I told you that we had a dog. When I was ten, Dad finally caved and bought us the dog. We had been begging for one for as long as I can remember. It was my birthday and Mom brought the final present over to me. I took the lid off and to my surprise a Golden retriever puppy jumped out with a red ribbon around its neck.

"Thank you!" I jumped out of my seat and whole-heartedly hugged both my parents.

"What should we name him?" Mom asked.

"Rocky," Dad suggested.

"I like that," I told him. "Hi Rocky, hi!" We all ran and played with him and Dad slipped his arm around Mom and smiled.

"I thought you didn't like dogs," she said.

"I don't," he admitted. "But I like seeing my children happy. And look at them over there." He pointed to us. Mom smiled and kissed him and hugged him back.

"Oh no," she said. He looked at her. "He's going to leave messes!" Dad just kissed her like he always did when she had one of her obsessions come to life. I remember them always kissing and hugging. My first day of high school, my mom picked me up and my friend Paul commented that she was really hot.

"That's my mom!" I said. I never had noticed how pretty she was. Everyone had said that I looked just like her. I was more conscious of how I looked from that point on. I was dumped the night before the dance by Tom McMurphy. I ran to my room and threw myself on my bed and cried. Dad came up and hugged me.

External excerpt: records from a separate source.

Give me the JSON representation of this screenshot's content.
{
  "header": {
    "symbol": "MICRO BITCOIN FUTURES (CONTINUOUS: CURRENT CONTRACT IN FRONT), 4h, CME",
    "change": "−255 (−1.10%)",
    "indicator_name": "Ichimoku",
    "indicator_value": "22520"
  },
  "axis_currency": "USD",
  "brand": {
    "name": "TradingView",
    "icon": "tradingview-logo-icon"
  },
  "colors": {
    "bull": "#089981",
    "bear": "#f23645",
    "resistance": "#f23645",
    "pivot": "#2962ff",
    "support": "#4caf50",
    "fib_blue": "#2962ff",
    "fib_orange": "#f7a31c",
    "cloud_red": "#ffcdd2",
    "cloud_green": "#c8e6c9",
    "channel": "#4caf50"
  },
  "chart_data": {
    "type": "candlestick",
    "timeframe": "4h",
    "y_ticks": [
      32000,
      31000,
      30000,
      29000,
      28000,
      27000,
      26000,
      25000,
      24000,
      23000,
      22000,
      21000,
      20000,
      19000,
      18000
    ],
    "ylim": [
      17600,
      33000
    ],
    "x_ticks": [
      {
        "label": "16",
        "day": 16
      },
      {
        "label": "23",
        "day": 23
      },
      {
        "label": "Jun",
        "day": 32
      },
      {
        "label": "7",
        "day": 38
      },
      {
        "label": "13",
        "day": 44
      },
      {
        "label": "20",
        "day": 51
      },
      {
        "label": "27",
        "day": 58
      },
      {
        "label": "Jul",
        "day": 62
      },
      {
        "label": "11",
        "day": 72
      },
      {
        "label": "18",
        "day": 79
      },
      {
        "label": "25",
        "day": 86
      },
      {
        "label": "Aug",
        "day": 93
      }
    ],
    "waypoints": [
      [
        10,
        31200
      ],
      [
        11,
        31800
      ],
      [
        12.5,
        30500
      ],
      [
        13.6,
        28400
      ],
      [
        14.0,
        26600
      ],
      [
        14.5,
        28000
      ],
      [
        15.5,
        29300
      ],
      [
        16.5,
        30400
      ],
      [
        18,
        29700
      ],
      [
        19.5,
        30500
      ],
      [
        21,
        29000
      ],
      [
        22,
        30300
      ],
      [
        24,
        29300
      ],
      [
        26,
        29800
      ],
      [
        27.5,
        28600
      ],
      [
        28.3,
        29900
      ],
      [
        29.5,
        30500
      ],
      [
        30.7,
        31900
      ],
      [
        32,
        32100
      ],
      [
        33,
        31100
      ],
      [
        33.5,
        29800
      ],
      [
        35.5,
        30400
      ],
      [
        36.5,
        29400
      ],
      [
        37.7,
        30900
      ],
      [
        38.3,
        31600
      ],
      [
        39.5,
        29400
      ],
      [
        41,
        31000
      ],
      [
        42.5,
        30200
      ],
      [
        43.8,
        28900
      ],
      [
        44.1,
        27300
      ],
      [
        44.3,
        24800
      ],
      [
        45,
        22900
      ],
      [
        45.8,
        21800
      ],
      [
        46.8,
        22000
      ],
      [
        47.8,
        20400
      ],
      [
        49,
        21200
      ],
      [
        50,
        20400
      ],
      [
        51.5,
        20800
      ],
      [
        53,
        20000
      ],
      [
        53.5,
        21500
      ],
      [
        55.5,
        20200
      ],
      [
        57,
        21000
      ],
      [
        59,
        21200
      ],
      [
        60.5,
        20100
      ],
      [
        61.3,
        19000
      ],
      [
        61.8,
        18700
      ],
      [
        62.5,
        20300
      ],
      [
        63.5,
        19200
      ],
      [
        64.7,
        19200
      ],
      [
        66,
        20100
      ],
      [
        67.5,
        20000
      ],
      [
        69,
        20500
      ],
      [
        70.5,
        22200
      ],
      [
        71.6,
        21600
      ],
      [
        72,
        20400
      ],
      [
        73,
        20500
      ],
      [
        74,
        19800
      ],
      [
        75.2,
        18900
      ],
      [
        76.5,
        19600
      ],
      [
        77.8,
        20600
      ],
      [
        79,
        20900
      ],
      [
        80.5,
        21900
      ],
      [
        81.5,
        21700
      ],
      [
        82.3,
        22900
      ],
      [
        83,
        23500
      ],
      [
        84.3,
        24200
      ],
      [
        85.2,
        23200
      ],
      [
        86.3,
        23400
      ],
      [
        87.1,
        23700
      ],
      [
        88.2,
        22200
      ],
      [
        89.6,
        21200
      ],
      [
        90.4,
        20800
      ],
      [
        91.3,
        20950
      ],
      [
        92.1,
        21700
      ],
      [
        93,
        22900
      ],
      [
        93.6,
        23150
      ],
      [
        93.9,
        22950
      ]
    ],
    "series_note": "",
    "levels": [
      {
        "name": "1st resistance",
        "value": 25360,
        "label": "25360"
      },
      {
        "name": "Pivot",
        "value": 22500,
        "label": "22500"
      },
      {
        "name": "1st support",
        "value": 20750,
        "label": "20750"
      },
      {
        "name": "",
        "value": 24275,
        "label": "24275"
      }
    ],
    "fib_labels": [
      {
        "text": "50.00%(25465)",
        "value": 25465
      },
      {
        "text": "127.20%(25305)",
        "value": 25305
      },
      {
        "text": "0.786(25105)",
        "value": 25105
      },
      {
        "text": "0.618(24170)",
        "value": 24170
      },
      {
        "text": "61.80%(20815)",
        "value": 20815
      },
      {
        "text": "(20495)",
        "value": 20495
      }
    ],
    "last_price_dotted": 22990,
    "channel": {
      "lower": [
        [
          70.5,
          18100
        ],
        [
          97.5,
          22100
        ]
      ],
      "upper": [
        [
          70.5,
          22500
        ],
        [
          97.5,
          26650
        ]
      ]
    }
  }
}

"You're so beautiful," he told me. "Don't let what one boy thinks cloud what you see. You look just like your mother. I'm even more in love with her now then I was back then when I married her." I never once thought I was ugly from that point on. I always wanted love like my parents. My mother says that I am too picky with who I choose to date. But I blame her for that. She showed me that true love truly exists and that you can live completely for one person and wake up next to him for twenty years and never be bored. She told me that she was bored sometimes. That she would wish sometimes that she was still carefree and wild. That she had always wanted to see the world.

"But," she'd tell me. "I did see the world. Your father gave me the world." I giggled and told her that was lame. She just smiled. I would see her in her room fingering her wedding picture and her engagement ring and think that I wanted to be just like her. So the question that you asked us to write about was whether our parents taught us something. My answer is yes. My parents taught me almost everything I know. I can spout off jokes better then anyone you will ever meet. I get that from my dad. And I'm a really good cook, and really clean. And I get that from my mother. But their most important lesson is that no matter what you have to go through to get where you are, its all worth it if you have someone to love beside you.